Myanmar has been affected by some of the longest-running internal armed conflicts in the world. Following independence from the United Kingdom in 1948, the failure to agree to a comprehensive political settlement on power sharing led to conflicts between a number of ethnic minority groups.

After the state armed forces seized power in 1962, the country laboured under a repressive military dictatorship for nearly half a century. Internal armed conflict continued; children were and still are commonly recruited and used by the conflicting parties. A transition to civilian government began in 2011.

Myanmar’s internal armed conflicts have been marked by severe human rights violations, attacks against civilians, and mass displacement, with children widely used by both state armed forces and armed groups. Despite a minimum enlistment age of 18, large numbers of boys were recruited, often forcibly, into the national army, with some sent to the front line far from home and forced to fight in gruelling and dangerous conditions.

Myanmar signed an Action Plan with the UN in 2012 to end the use of child soldiers by the Tatmadaw. Since then, the Tatmadaw has released 849 children and young people and taken significant steps to reduce child recruitment, but has yet to sustainably root it out and occasional cases of recruitment by the armed forces are still being reported.

The Tatmadaw was first listed in the UN Secretary-General’s report on children in armed conflict as one of the parties guilty of recruiting children in 2003, and remains on the list alongside seven ethnic armed groups from the country.

While some ethnic armed groups have policies not to recruit children, they have also failed to implement them consistently, and the UNSG has urged the government to allow the UN to engage with listed armed groups to enable them to sign Action Plans of their own.

The issue

In 2015, the country took the welcome step of signing the Optional Protocol to the Convention on the Rights of the Child on the involvement of children in armed conflict (OPAC), a significant step towards eradicating the recruitment and use of children in armed conflict. However it is yet to ratify the treaty to make it fully legally binding.

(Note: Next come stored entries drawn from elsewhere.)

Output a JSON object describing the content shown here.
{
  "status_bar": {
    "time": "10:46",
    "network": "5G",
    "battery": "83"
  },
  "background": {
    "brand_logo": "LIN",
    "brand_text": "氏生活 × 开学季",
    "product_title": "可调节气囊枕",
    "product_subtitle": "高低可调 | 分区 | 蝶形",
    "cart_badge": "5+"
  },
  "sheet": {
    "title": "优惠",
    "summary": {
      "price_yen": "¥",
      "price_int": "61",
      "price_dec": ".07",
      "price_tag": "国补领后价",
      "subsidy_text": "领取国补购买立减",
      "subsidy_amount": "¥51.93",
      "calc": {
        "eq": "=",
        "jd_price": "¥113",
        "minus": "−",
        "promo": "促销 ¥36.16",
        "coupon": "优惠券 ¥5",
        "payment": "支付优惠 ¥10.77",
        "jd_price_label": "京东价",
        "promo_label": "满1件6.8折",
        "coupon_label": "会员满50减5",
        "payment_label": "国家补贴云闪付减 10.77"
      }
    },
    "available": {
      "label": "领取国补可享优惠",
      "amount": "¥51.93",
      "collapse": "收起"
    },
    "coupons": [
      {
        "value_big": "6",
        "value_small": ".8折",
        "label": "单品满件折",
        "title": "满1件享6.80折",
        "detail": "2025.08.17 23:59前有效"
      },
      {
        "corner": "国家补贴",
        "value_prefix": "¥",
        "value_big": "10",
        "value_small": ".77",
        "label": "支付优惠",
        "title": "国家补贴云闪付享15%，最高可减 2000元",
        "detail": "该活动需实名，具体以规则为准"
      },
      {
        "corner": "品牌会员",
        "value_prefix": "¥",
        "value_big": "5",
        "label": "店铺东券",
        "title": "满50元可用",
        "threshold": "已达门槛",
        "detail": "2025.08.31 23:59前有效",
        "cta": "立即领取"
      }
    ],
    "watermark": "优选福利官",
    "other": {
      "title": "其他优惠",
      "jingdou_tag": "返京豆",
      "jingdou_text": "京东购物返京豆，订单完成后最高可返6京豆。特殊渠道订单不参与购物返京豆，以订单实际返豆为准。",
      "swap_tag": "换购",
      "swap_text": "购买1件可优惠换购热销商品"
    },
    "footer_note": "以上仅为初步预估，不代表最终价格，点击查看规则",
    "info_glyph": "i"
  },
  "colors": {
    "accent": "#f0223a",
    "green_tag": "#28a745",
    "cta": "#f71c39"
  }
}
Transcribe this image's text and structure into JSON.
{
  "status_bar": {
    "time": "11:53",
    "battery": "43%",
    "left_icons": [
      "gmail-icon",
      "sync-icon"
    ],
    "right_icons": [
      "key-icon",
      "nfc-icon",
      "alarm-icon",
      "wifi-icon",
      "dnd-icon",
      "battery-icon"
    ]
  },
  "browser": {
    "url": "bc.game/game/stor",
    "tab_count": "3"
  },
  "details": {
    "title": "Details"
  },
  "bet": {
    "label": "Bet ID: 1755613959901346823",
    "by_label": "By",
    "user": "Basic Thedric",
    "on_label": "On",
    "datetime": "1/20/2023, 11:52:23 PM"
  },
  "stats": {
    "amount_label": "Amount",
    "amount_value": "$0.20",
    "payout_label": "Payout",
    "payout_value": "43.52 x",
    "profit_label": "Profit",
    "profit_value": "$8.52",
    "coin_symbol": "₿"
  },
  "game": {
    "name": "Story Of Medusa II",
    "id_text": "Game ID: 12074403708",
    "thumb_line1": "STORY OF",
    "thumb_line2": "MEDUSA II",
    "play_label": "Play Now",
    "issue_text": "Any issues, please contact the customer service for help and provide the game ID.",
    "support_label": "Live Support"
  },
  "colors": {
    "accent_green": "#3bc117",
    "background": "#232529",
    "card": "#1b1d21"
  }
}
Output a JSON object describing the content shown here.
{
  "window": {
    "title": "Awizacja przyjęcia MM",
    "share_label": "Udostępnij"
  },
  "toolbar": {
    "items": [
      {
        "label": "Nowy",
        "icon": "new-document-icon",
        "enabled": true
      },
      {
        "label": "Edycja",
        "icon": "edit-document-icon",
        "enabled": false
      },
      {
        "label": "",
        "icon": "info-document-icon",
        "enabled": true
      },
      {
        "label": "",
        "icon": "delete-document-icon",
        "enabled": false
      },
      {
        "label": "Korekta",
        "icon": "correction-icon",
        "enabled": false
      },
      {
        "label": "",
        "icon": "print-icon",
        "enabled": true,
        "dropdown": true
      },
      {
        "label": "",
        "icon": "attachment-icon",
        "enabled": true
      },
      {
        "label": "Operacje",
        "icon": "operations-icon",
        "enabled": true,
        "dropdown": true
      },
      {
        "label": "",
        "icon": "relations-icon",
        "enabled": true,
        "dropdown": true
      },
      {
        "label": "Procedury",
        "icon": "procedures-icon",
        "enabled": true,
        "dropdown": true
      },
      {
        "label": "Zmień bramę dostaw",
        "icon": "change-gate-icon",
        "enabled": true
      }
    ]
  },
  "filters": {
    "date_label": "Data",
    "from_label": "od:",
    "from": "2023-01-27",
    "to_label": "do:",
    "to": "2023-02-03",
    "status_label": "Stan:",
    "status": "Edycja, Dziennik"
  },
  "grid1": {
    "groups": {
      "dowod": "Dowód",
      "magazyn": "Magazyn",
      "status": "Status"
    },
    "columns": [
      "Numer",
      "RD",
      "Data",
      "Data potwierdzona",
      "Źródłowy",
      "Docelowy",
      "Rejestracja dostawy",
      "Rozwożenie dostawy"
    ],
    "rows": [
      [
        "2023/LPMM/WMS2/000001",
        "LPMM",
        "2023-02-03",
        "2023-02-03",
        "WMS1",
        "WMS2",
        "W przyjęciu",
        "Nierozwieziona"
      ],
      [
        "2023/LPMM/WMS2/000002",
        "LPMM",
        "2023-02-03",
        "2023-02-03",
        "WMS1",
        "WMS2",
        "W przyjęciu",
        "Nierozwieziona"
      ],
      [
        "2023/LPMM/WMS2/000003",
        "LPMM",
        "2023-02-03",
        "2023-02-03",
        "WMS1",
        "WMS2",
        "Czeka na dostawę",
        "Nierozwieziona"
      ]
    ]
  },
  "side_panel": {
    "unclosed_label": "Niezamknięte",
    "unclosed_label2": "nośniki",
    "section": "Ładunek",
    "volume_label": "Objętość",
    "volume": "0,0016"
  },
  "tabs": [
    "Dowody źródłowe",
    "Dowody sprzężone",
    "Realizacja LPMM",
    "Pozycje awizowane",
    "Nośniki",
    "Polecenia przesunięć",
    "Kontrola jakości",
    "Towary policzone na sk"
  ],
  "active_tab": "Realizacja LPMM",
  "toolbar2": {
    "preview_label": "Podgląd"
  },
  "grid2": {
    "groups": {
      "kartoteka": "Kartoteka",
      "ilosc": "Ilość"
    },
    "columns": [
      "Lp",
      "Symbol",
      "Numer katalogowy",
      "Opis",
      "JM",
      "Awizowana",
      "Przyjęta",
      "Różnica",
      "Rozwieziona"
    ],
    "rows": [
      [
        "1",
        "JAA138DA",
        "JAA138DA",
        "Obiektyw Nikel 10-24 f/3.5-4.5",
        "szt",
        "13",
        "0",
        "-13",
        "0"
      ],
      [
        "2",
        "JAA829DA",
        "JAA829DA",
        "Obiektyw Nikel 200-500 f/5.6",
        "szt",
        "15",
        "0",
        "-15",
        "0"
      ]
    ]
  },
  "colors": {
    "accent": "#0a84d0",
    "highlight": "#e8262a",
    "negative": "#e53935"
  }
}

Ratifying OPAC would demonstrate Myanmar’s political will to continue to address the issue, in line with the roughly 85% of states that have already done so, including every other member of the Association of Southeast Asian Nations. The key provisions of the treaty are largely in line with Myanmar’s existing national laws and policies on armed forces recruitment, and would build on progress achieved to date under the UN Action Plan.

Furthermore, ratifying OPAC would provide an avenue to strengthen dialogue with armed groups on child protection in areas they control, and provide a framework for the government and civil society organisations to highlight national efforts to end child soldier use to the international community.

Our impact

Child Soldiers International has documented the widespread recruitment and use of children as soldiers in Myanmar for over a decade. Our research and advocacy contributed to the release of hundreds of children from the national army since 2012. We have built pressure to ensure that those who recruited children are held responsible and action has so far been taken against hundreds of national army officials. The practice of detaining children who fled from the national army has now reduced and there is widespread awareness that the recruitment and use of children is a crime which will be punished.

In February 2018, we returned to the country to hold several workshops with parliamentarians and civil society organisations on the importance of ratifying OPAC. Facilitated in partnership with local NGO Equality Myanmar, the workshops looked at  the various ways that children can become associated with armed forces and armed groups, the history of the use of child soldiers in Myanmar, progress in dealing with the issue to date and steps which can be taken to ensure OPAC’s ratification.

What we'll do next

We will continue to push for ratification of OPAC, and once this is achieved, build the capacity of national authorities and child protection actors to ensure it is effectively implemented.